7. Agents

Build a multi-step loop: goal → step → optional tool or retrieval → observation → repeat. Enforce a step cap.

Failure Modes

This is where most systems break. Know the failure modes before you hit them:

Tool failure — the tool errors or times out. Retry once, then move on or surface it — never silently loop.
Runaway loop — the agent revisits the same step repeatedly. A step cap stops it; logging every step makes it diagnosable.
Context overflow — mid-loop, earlier context gets pushed out of the window as the transcript grows. Summarize older steps when the loop runs long.
False completion — the agent declares success without finishing. Your termination condition should verify the output, not trust the model’s self-assessment.
Provider degradation — latency spikes and partial outages happen. Use fallbacks and circuit breakers; don’t let the agent “thrash” on retries.
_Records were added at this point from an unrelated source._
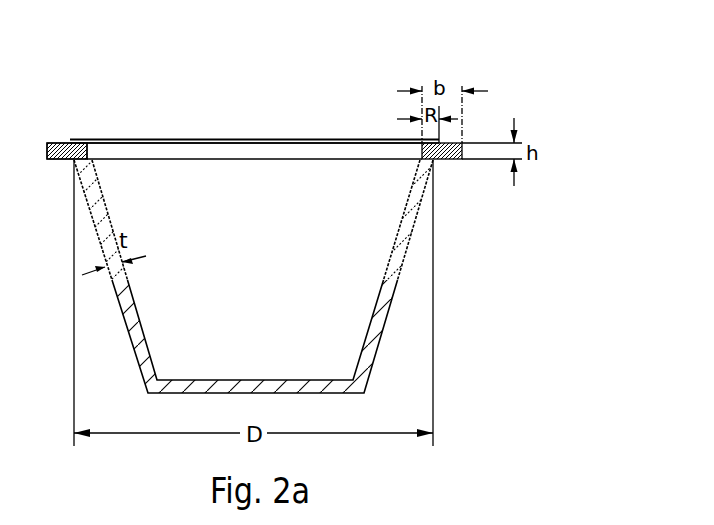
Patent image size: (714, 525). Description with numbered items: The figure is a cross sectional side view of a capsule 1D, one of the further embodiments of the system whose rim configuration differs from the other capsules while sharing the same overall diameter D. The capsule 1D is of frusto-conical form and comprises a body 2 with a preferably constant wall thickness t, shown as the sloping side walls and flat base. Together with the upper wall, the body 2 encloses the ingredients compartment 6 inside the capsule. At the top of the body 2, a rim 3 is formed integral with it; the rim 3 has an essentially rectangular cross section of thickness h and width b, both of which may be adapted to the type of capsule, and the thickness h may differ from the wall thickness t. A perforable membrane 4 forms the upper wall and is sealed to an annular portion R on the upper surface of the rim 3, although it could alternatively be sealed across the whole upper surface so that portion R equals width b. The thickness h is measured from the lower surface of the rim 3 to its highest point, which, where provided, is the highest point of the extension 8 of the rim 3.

The capsule 1D is at (531, 80).
The body 2 is at (377, 330).
The rim 3 is at (64, 162).
The membrane 4 is at (294, 140).
The ingredients compartment 6 is at (373, 229).
The extension 8 is at (63, 142).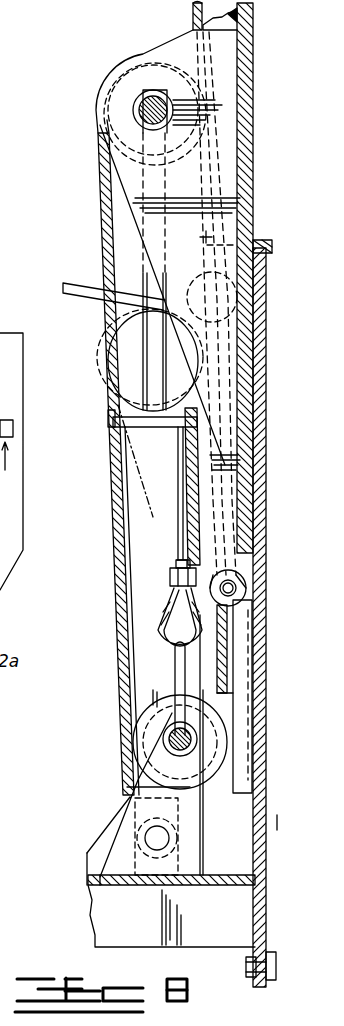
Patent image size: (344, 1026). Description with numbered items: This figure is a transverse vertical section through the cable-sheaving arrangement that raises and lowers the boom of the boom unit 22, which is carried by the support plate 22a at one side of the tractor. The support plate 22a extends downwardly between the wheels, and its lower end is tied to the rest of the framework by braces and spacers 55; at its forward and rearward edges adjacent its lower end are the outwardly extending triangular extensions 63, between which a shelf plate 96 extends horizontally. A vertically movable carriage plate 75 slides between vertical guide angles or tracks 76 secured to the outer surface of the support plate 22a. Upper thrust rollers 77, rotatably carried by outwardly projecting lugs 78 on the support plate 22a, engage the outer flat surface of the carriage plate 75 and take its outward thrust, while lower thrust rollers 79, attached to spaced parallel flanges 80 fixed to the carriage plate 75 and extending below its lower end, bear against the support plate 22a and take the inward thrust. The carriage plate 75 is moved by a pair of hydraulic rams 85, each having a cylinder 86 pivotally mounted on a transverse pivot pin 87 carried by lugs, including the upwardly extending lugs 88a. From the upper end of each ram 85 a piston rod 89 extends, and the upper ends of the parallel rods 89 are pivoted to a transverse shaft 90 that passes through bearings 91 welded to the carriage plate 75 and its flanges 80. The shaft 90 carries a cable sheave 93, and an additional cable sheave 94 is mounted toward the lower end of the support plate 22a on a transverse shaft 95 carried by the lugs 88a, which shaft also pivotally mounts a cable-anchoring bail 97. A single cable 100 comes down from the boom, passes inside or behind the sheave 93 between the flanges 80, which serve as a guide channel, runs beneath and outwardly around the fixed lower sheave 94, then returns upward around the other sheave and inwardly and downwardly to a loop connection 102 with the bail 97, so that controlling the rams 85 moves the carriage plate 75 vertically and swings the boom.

The boom unit 22 is at (97, 340).
The support plate 22a is at (255, 903).
The braces and spacers 55 is at (268, 985).
The triangular extensions 63 is at (110, 830).
The carriage plate 75 is at (237, 67).
The guide angles or tracks 76 is at (240, 795).
The upper thrust rollers 77 is at (203, 262).
The lugs 78 is at (200, 237).
The lower thrust rollers 79 is at (208, 597).
The flanges 80 is at (140, 200).
The hydraulic rams 85 is at (158, 462).
The cylinder 86 is at (145, 525).
The pivot pin 87 is at (147, 838).
The lugs 88a is at (203, 857).
The piston rod 89 is at (125, 260).
The transverse shaft 90 is at (140, 110).
The bearings 91 is at (142, 96).
The cable sheave 93 is at (96, 88).
The cable sheave 94 is at (137, 762).
The transverse shaft 95 is at (166, 738).
The shelf plate 96 is at (107, 885).
The cable-anchoring bail 97 is at (174, 678).
The cable 100 is at (193, 15).
The loop connection 102 is at (163, 618).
!!! info “Key insight” Most reliability issues in agents are control flow, not model capability.

Multi-agent architectures — orchestrator delegates to specialist sub-agents (researcher, coder, reviewer). Each agent has a focused system prompt and tool set. Adds complexity — only use when a single agent’s context or tool set becomes unwieldy.
Human-in-the-loop — some decisions shouldn’t be automated. Build approval gates for high-stakes actions (sending emails, modifying data, spending money). Set confidence thresholds that route to human review.

OpenAI Agents SDK, Claude Agent SDK, Vercel AI SDK. These handle the loop, tool dispatch, and streaming for you — evaluate whether the abstraction helps or hides.